To ensure the implementation of the information security management system, SinoPac Holdings proposed various information security plans and operating procedures including the security management of the information system, online security management, application system access management, application system development, maintenance and management, computer asset management, system environmental security management, and information system disaster recovery management, etc.

  • Information Security Evaluation Mechanisms and Results

The subsidiary Bank SinoPac proposed a computer system information security assessment plan approved by the Board of Directors in accordance with the “Regulations Governing System Information Security Evaluation by Financial Institutions ". It also appointed a qualified external information service company to execute the assessment. The completed assessment report was delivered to the Audit Division to follow up on discrepancies and reviews and the reviews were reported to the Board of Directors to supervise the improvements made for discrepancies.

  • Response and Management of Information Security Incidents

In the event of an information security incident, all units shall immediately process the incident in accordance with the "Emergency Response Rules" and notify the convener of the Information Security Committee to assign dedicated personnel to respond to the incident. The designated personnel shall assess the scope of the impact, formulate response plans, and notify the convener for necessary decisions and task assignments. Bank Sinopac established the "Information Security Rules" and the "Information Management Operations Manual". The "Information Security Rules" are provided with attachments that include various operating procedures to provide employees with clear procedures to follow and prevent related information security/network security risks. The "Information Security Rules" include comprehensive response and management measures for information security incidents including information security incident management procedures such as the reports, response measures, follow-up, and improvements for information security incidents. The guidelines for reporting information security incidents include definitions of incident risks level and management of reporting procedures. SinoPac Securities established the "Information Security Incident Management Procedures", "Distributed Denial-of-Service Defense and Response Operation Guidelines", "Emergency Incident Response Guidelines", "Operation Risk Management Regulations" for employees to determine the classification of incidents and related processing procedures.
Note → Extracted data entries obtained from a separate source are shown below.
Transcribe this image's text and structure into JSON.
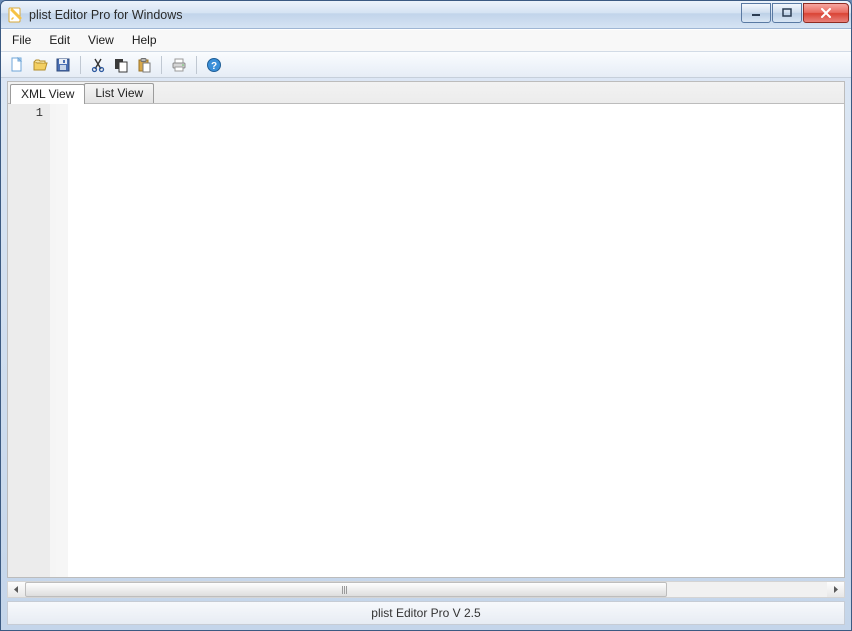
{
  "window": {
    "title": "plist Editor Pro for Windows"
  },
  "menu": {
    "items": [
      "File",
      "Edit",
      "View",
      "Help"
    ]
  },
  "toolbar": {
    "items": [
      {
        "name": "new-file-icon"
      },
      {
        "name": "open-file-icon"
      },
      {
        "name": "save-icon"
      },
      {
        "sep": true
      },
      {
        "name": "cut-icon"
      },
      {
        "name": "copy-icon"
      },
      {
        "name": "paste-icon"
      },
      {
        "sep": true
      },
      {
        "name": "print-icon"
      },
      {
        "sep": true
      },
      {
        "name": "help-icon"
      }
    ]
  },
  "tabs": {
    "items": [
      {
        "label": "XML View",
        "active": true
      },
      {
        "label": "List View",
        "active": false
      }
    ]
  },
  "editor": {
    "lines": [
      "1"
    ]
  },
  "status": {
    "text": "plist Editor Pro V 2.5"
  }
}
● Customer Information Privacy

To ensure the security and privacy of customers' personal information, SinoPac Holdings established related management policies and Bank SinoPac, SinoPac Life Insurance Agency, SinoPac Securities, SinoPac Securities (Europe), and SinoPac Securities Investment Trust appointed Data Protection Officers (DPOs). They also established "Customer Information Confidentiality Measures" sections on their websites to disclose the methods for the collection, storage, safekeeping, and protection of customer information and provide customers with rights to exercise and withdraw from information exchange and usage. The Legal & Compliance Division adjusts the confidentiality measures in accordance with technological developments and changes in the society, environment, and laws. It also announces the changes. To ensure the implementation of personal information protection tasks, the subsidiaries invested large amounts of resources in the establishment of Personal Information Protection Management Teams which are responsible for the implementation, review, and management and plans of various tasks related to personal information. They also conduct reports and discussions in meetings at appropriate time.